If I didn’t know him, I might have thought this was barely held off rage. But I see him now. I see the guilt and the grief lining each of his features. I see the way he’s taken all of this onto himself, blaming himself for every second of this near disaster.
He meets my stare and drops his gaze, unwilling to be pulled into this.
I scoff, as a light irritation bubbles through my fatigue. He doesn’t have a choice.
He can’t wall himself off and spin and plan and devise every possible outcome for this. It might not be love, but he cares. He cares for me and for them. I’m not going to allow him to hide from that little bit of light.
I let go of Silas and Tucker to step around the bed and plant myself directly in front of Dane.
“You need to come in,” I demand. I don’t have it in me to speak around the issue. He’s going to have to face me. Face this.
A muscle in his jaw ticks before he brings his worried eyes back to meet mine.
“You need to come and be with your family.”
It’s a deliberate word choice, and one I hope lands exactly the way I want it to.
He didn’t lose us. He didn’t lose his family all over again.
His throat bobs, and when his words come out, they’re rough, each syllable strained like it’s being forced out.

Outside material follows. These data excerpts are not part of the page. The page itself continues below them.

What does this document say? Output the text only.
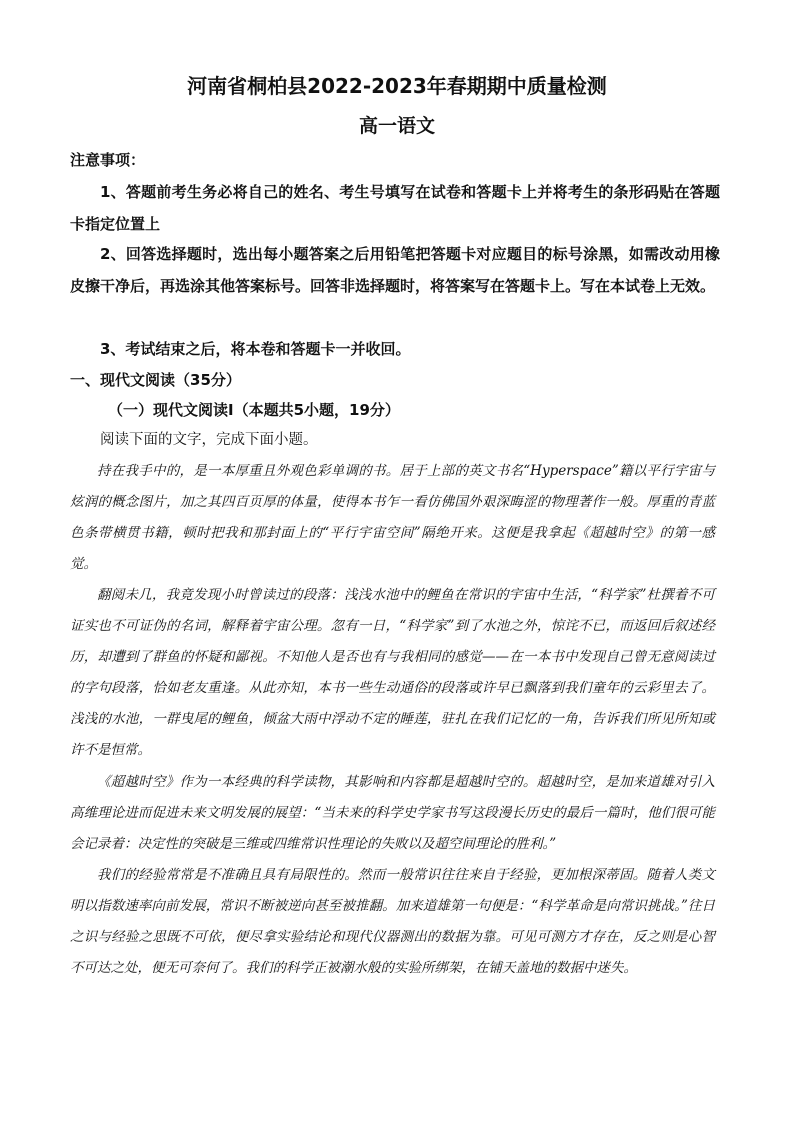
河南省桐柏县2022-2023年春期期中质量检测
高一语文

注意事项：

1、答题前考生务必将自己的姓名、考生号填写在试卷和答题卡上并将考生的条形码贴在答题卡指定位置上

2、回答选择题时，选出每小题答案之后用铅笔把答题卡对应题目的标号涂黑，如需改动用橡皮擦干净后，再选涂其他答案标号。回答非选择题时，将答案写在答题卡上。写在本试卷上无效。

3、考试结束之后，将本卷和答题卡一并收回。

一、现代文阅读（35分）

（一）现代文阅读Ⅰ（本题共5小题，19分）

阅读下面的文字，完成下面小题。

持在我手中的，是一本厚重且外观色彩单调的书。居于上部的英文书名“Hyperspace”籍以平行宇宙与炫润的概念图片，加之其四百页厚的体量，使得本书乍一看仿佛国外艰深晦涩的物理著作一般。厚重的青蓝色条带横贯书籍，顿时把我和那封面上的“平行宇宙空间”隔绝开来。这便是我拿起《超越时空》的第一感觉。

翻阅未几，我竟发现小时曾读过的段落：浅浅水池中的鲤鱼在常识的宇宙中生活，“科学家”杜撰着不可证实也不可证伪的名词，解释着宇宙公理。忽有一日，“科学家”到了水池之外，惊诧不已，而返回后叙述经历，却遭到了群鱼的怀疑和鄙视。不知他人是否也有与我相同的感觉——在一本书中发现自己曾无意阅读过的字句段落，恰如老友重逢。从此亦知，本书一些生动通俗的段落或许早已飘落到我们童年的云彩里去了。浅浅的水池，一群曳尾的鲤鱼，倾盆大雨中浮动不定的睡莲，驻扎在我们记忆的一角，告诉我们所见所知或许不是恒常。

《超越时空》作为一本经典的科学读物，其影响和内容都是超越时空的。超越时空，是加来道雄对引入高维理论进而促进未来文明发展的展望：“当未来的科学史学家书写这段漫长历史的最后一篇时，他们很可能会记录着：决定性的突破是三维或四维常识性理论的失败以及超空间理论的胜利。”

我们的经验常常是不准确且具有局限性的。然而一般常识往往来自于经验，更加根深蒂固。随着人类文明以指数速率向前发展，常识不断被逆向甚至被推翻。加来道雄第一句便是：“科学革命是向常识挑战。”往日之识与经验之思既不可依，便尽拿实验结论和现代仪器测出的数据为靠。可见可测方才存在，反之则是心智不可达之处，便无可奈何了。我们的科学正被潮水般的实验所绑架，在铺天盖地的数据中迷失。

“You’re leaving. You fulfilled your part of the deal-”
“No.”
“What do you mean ‘no’?”
That same question from the first day we met, then thick with impatience, now comes out with the smallest tinge of hope. A plea that he’s wrong, that I’m not going to leave. That I’m not going to ruin what he has come to understand is his family.
“I’m where I want to be.”
“We don’t have a home. Not anymore,” he reminds me. His brows drawing together like he couldn’t possibly understand why I would choose to be here with them over anywhere else. He looks like he’s trying to make sure this isn’t some trick. Making sure I mean what I’m saying.
“We’ll build something new.”
I pull the backpack out of his hand, the one I left behind in the waiting room, too focused on Tucker’s state. Everything we own is contained between the two bags we were able to pack in our haste to get here. I don’t have to dig around for long to find what I’m looking for, only a single shirt covering it.
It takes him a moment to figure out what I’m doing, what I have in my hand.
I hand him the hard drive he left behind before we set the place on fire. Everything he worked for, for so long, lying in the palm of my hands. The little metal box he was going to leave behind to be incinerated with everything else.
He clears his throat, the cough sounding painful and strangled, and when words still fail him, he pulls me into him. His arms bind around me in the tightest hug I’ve ever received.
After a while, Dane releases me, taking just a second to stare at me before he wipes the tears from his face.
The world falls away as I look into his eyes. Everything I am, and everything my life could be, narrows down to this moment.
It’s now I truly understand that, despite everything, every gut-wrenching moment, every second of terror, there is no place I would rather be. The threat of losing them isn’t enough to make me run away. Not anymore.
This is it. This is my family.
This is where I belong. With all of them.